It is the potential victims whose lives we should focus on protecting. Putting modest limits on types of weapons and who can own them is a small price to pay for enhanced safety and security.

Comparing gun owners to rabid dogs should not be any more acceptable than comparing Jews, blacks, or homosexuals to them. Yet somehow it is acceptable in this country.

Those who have not experienced life in the absence of personal liberties should not advocate the rejection of those liberties without first consulting those who have.

I’m reminded of what William Pitt the younger said, “Necessity is the plea for every infringement of human freedom. It is the argument of tyrants; it is the creed of slaves.”


5 thoughts on “Gun owners as rabid dogs

  1. “In the debate over gun control, a key issue is being ignored. Instead of emphasizing personal liberties, we should be talking about protecting public health and safety.”

    Oh okay, we’re back to this: a century of disarmament did not enhance the healthy and safety of the population of the U.S. This country experienced the sharpest incline in risk of violent crime victim-hood during the most active years of disarmament policy.

  2. “What if someone were to express their concerns about allowing blacks their freedom … in this fashion?”

    Already been done, Dred Scott v. Sanford (1857):

    (Citizenship) would give to persons of the negro race, who were recognised as citizens in any one State of the Union, the right to enter every other State whenever they pleased, singly or in companies, without pass or passport, and without obstruction, to sojourn there as long as they pleased, to go where they pleased at every hour of the day or night without molestation, unless they committed some violation of law for which a white man would be punished; and it would give them the full liberty of speech in public and in private upon all subjects upon which its own citizens might speak; to hold public meetings upon political affairs, and to keep and carry arms wherever they went. And all of this would be done in the face of the subject race of the same color, both free and slaves, and inevitably producing discontent and insubordination among them, and endangering the peace and safety of the State.

    As you point out, this is nothing new, just a variant on the same bigotry.

  3. I lost my father about two and a half weeks ago, and I’ve been through a lot of grief since then. He fell down the stairs and hit his head, and then died from hemorrhaging of the brain. He had a stroke four years earlier, which probably contributed to his loss of balance, and he had blood thinners, which made it difficult to control the bleeding.

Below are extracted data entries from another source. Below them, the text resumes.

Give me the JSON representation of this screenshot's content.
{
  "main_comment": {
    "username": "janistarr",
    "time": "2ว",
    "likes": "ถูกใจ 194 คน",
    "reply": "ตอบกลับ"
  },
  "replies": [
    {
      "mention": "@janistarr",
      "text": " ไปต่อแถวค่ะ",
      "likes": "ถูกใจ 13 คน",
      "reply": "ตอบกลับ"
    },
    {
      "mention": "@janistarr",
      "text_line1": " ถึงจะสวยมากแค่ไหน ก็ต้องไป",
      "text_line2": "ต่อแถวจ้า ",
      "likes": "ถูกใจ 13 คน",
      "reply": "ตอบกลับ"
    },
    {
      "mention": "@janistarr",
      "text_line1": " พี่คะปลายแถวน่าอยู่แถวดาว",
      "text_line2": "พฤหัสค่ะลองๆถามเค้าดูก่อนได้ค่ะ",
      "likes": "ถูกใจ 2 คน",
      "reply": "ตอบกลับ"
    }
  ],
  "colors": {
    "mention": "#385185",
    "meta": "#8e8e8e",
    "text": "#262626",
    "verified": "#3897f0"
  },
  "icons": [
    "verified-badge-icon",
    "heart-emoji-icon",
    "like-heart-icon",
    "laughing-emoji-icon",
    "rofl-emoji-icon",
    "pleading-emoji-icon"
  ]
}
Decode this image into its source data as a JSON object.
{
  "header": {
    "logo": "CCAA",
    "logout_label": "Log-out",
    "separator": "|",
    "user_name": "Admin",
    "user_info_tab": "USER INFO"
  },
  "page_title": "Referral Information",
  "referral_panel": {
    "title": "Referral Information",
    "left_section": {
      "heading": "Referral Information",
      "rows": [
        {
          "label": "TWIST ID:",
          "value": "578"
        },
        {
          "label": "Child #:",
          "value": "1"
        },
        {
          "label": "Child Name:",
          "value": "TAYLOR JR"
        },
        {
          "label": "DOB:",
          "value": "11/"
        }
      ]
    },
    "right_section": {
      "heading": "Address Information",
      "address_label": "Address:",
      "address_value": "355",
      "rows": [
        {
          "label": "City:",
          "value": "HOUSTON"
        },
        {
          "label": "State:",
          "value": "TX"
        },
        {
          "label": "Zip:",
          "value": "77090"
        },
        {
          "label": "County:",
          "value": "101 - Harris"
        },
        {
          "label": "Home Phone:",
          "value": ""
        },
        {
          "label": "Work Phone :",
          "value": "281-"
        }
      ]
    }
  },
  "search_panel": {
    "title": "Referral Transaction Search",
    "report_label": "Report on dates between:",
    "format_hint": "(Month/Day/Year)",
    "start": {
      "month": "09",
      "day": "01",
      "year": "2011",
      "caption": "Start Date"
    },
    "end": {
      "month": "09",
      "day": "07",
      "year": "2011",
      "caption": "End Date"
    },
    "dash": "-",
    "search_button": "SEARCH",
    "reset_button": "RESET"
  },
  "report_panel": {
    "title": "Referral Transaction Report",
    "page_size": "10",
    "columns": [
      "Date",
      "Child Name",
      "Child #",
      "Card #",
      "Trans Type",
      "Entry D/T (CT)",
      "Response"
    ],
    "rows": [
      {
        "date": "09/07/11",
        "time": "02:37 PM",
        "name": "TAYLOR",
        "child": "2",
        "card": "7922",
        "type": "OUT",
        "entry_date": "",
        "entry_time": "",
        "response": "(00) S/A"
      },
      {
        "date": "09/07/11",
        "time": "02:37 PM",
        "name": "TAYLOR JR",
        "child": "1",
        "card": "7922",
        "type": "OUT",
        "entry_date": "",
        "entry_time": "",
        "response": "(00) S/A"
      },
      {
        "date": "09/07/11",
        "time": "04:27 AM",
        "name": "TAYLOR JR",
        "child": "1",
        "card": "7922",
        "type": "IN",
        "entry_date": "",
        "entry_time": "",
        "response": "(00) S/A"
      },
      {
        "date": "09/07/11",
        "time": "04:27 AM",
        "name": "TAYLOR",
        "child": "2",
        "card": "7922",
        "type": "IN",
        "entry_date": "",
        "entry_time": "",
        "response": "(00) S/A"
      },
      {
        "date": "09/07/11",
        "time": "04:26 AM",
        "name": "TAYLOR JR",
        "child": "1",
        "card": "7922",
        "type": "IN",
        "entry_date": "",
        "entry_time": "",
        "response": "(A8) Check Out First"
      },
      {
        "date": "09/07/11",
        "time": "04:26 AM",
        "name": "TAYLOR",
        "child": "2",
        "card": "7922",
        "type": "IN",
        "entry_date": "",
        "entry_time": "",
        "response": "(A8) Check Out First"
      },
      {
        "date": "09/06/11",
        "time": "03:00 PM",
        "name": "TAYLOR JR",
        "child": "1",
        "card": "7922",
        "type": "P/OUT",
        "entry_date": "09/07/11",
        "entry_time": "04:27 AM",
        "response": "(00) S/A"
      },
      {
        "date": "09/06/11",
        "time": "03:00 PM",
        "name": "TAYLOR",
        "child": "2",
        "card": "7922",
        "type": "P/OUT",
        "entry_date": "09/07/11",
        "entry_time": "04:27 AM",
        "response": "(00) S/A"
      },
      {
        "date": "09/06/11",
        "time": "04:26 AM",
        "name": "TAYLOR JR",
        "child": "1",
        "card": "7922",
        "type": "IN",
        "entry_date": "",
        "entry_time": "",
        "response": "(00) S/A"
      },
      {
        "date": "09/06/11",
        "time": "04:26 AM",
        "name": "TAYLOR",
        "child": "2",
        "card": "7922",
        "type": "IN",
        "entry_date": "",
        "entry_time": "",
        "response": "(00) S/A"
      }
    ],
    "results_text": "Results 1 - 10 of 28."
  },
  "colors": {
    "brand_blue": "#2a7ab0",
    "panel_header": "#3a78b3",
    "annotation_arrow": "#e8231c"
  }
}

    It is natural to rhetorically say “we should ban stairs!”, to mock gun-control activists. Obviously, we shouldn’t, because stairs give us far more convenience than the danger presents.

    But, in my grief, I found myself asking “What was my family thinking? Why were they allowing my Dad to carry his laundry up the stairs?!? With his stroke, it’s practically inevitable that he’d fall down like he did!!!” It can reasonably be argued that, because of his stroke, he shouldn’t have been allowed to take risks like going up and down stairs, or exploring the Salt Lake valley via walking, bus, light rail, and train.

    Then again, after his stroke, my Dad lost the ability to work–to design, build, and repair electronics circuits, in particular–but even to write computer programs, or to tinker in general. In many ways, simple things like doing his own laundry, or wandering the Valley, were the last few dignities that my Dad still had. And I’m inclined to think that, had we taken even those away, he may have simply just lost the will to live…and whether or not he would have lived longer, it would have been even worse for him.

    It seems that too many people are eager to take away our freedoms, so that we could all be “safe”…but these people never seem to consider what the removal of these freedoms will do to our dignity, or our will to live–or even whether or not they actually make us safer.

    And I, for one, am tired of sacrificing liberty for the illusion of security.

  4. I, for one, am tired of being compared to a rabid dog. But hey, keep pushing; I might not be rabid but that doesn’t mean I won’t bite.